Sugars help proteins fold properly and remain stable while in the blood. Immune cells examine these sugars to help them distinguish host proteins from invaders. In both yeast and humans, proteins are produced in the endoplasmic reticulum, decorated with a complex of mannose and other sugars, and eventually shipped to the Golgi apparatus for further processing. In yeast, additional mannose groups are then added. In humans, however, an enzyme called mannosidase chops off the mannose groups, and other enzymes tack on a variety of other sugars.
Several research teams had reasoned that if yeast cells could be engineered to express mannosidase, the cells wouldn't produce the mannose-rich sugar complexes that are so immunogenic to humans. But early attempts failed. Tillman Gerngross of Dartmouth College in Hanover, New Hampshire, and chief scientist at GlycoFi in Lebanon, New Hampshire, and his colleagues suspected that mannosidase in engineered yeast wasn't finding its way to the Golgi apparatus. By fiddling with the cellular postal codes that direct proteins to the appropriate destination, they inserted a more efficient mannosidase and engineered a yeast strain with glycoproteins containing far fewer mannose groups, they reported earlier this year.
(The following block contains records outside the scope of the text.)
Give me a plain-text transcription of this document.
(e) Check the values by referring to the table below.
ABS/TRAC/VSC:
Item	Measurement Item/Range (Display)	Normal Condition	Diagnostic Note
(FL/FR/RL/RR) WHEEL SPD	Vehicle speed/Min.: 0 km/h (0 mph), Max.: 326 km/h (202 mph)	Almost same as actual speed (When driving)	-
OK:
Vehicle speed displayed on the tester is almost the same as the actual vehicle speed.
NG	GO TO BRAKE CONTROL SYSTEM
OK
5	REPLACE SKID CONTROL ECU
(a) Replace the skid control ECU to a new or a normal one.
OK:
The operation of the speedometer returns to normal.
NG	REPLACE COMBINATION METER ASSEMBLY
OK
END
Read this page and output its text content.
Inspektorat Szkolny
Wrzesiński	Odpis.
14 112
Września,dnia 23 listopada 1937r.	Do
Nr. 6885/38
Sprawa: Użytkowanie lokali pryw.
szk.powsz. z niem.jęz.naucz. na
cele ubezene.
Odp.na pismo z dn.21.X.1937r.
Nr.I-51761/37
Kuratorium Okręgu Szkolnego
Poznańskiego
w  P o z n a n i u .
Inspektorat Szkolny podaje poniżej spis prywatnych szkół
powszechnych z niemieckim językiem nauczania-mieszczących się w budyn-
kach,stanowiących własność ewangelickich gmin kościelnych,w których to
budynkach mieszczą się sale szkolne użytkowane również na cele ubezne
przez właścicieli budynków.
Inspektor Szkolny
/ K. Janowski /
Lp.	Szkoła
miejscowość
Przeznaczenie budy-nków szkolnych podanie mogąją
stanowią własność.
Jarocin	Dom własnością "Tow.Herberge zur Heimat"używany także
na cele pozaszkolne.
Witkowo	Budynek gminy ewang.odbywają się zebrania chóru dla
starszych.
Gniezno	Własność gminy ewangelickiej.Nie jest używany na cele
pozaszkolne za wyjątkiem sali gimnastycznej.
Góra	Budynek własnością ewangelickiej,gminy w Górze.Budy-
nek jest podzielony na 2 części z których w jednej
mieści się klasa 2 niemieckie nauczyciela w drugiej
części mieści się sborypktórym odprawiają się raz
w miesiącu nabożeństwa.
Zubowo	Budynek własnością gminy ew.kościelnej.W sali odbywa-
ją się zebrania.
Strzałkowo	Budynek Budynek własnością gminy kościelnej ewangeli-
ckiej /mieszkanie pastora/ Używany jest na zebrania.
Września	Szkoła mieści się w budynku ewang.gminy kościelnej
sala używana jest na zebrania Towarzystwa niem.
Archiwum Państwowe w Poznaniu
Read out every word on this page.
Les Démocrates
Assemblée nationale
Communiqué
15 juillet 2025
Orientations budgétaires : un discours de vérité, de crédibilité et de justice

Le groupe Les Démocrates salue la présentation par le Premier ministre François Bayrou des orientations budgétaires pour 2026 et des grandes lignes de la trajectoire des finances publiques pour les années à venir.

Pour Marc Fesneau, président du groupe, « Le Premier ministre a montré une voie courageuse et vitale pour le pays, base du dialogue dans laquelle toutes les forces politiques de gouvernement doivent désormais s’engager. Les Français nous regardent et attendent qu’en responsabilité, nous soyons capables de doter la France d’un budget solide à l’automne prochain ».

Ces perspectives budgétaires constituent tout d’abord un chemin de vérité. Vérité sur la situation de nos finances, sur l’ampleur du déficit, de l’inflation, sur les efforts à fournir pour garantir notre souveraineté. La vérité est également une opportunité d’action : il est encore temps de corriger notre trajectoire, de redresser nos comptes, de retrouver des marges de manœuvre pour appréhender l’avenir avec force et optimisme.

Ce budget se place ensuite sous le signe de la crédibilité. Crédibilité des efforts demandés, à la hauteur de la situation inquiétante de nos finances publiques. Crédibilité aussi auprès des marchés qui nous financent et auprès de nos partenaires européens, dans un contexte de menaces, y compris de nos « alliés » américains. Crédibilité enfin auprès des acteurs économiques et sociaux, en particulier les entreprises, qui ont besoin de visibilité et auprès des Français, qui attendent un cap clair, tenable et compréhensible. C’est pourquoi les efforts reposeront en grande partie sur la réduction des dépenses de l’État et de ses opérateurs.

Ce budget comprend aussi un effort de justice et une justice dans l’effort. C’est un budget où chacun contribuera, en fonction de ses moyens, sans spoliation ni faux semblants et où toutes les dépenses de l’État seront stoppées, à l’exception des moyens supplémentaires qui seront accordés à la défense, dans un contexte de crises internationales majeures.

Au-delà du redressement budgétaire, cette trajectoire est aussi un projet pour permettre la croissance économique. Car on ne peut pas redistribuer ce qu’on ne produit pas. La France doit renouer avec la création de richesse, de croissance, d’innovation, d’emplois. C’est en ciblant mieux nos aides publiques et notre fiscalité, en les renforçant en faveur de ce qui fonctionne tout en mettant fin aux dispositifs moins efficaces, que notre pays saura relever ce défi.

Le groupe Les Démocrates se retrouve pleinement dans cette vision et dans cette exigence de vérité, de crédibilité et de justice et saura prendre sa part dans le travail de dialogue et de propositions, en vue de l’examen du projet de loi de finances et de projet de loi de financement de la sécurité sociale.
Still, their job was only half done; the resulting proteins hadn't been decorated with the sugars commonly found in humans. In the current work, described in the 29 August issue of Science, Gerngross's team linked cell targeting codes to a series of enzymes that attach sugars found on human proteins and then added these genes to mannosidase-producing yeast. The combination worked like a charm, producing large amounts of humanlike proteins.
"This is something people have been trying to do for a long time," says Kelley Moremen, a biochemist at the University of Georgia, Athens. Not only could the new process ease the manufacture of existing protein therapeutics--and thus drop their price--but it could also speed the search for new so-called glycoprotein drugs, because researchers could easily attach different sugars to screen for the most effective combination.